According to the latest "Energy Infrastructure Update" report from the Federal Energy Regulatory Commission's Office of Energy Projects, 1,231 MW of new in-service electrical generating capacity came on line in the United States in January 2013 — all from wind, solar, and biomass sources.
This represents a nearly three-fold increase in new renewable energy generating capacity compared to the same month in 2012 when wind, solar, and biomass provided 431 MW of new capacity.
In January 2013, wind accounted for the largest share of the new capacity with six new "units" providing 958 MW followed by 16 units of solar (267 MW), and 6 units of biomass (6 MW). No new generating capacity was reported for any fossil fuel (i.e., natural gas, coal, oil) or nuclear power sources.
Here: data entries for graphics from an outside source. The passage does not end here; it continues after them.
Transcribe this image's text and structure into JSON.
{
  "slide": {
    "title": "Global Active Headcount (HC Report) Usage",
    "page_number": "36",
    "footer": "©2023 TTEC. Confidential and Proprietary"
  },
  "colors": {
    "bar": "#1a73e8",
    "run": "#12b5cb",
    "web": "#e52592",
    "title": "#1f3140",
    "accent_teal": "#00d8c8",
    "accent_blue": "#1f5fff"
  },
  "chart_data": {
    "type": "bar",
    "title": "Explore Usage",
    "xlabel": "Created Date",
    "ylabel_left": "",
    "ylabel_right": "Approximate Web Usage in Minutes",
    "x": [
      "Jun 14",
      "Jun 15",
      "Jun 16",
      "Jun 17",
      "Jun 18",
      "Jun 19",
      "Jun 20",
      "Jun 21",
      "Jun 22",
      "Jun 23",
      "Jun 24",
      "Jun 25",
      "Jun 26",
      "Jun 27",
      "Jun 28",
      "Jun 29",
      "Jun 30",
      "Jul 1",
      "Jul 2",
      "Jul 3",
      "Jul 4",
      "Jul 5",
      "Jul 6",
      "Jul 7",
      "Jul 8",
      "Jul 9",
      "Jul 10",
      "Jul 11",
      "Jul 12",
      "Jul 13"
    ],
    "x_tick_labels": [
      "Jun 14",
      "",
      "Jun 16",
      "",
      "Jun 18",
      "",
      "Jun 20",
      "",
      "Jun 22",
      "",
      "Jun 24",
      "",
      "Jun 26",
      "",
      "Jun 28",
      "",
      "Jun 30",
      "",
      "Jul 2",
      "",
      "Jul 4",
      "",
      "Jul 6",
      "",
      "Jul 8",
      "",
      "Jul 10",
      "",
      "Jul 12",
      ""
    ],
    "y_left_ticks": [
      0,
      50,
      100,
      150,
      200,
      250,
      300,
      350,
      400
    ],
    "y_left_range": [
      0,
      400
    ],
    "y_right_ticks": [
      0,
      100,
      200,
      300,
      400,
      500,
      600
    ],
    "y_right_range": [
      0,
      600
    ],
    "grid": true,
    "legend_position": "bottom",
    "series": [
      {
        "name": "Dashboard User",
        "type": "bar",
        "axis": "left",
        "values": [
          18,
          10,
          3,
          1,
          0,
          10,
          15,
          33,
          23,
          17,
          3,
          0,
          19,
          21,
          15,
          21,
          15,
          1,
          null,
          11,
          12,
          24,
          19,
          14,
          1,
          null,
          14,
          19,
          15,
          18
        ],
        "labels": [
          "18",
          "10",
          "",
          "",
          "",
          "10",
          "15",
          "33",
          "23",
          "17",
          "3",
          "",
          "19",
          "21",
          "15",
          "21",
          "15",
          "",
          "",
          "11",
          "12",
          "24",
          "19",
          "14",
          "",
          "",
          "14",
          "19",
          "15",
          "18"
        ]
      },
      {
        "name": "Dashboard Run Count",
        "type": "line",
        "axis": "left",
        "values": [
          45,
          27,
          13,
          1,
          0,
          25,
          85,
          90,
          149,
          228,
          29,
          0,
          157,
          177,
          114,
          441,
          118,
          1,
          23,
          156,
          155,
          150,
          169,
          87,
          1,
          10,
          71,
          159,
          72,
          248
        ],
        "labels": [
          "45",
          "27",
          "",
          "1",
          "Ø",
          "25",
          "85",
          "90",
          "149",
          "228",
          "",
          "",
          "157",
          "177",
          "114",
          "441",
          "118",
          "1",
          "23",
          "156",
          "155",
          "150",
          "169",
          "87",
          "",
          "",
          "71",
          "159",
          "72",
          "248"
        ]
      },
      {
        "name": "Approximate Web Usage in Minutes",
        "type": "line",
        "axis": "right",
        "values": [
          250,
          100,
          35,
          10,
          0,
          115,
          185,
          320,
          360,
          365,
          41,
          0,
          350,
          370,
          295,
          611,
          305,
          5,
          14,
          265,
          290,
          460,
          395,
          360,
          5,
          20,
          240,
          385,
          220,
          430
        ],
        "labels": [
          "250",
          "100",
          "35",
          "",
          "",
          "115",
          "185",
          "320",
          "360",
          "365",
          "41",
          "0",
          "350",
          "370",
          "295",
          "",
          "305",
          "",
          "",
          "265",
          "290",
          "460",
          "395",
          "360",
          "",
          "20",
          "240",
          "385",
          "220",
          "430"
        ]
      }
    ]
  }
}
Renewable sources now account for 15.66 percent of total installed U.S. operating generating capacity: hydro - 8.50 percent, wind - 5.17 percent, biomass - 1.29 percent, solar - 0.38 percent, and geothermal - 0.32 percent.*
By comparison, oil accounts for 3.54% of total operating generating capacity, nuclear for 9.23 percent, coal for 29.04 percent, and natural gas for 42.37 percent.
Once again, renewable energy sources have dominated the new electrical generation market. And once again, their rapid expansion demonstrates that the U.S. can meet its future energy needs without resorting to dirtier sources such as nuclear power or the Keystone XL pipeline.
*Note: Generating capacity is not the same as actual generation. Actual net electrical generation from renewable energy sources in the United States now totals about 13% according to data provided by the U.S. Energy Information Administration.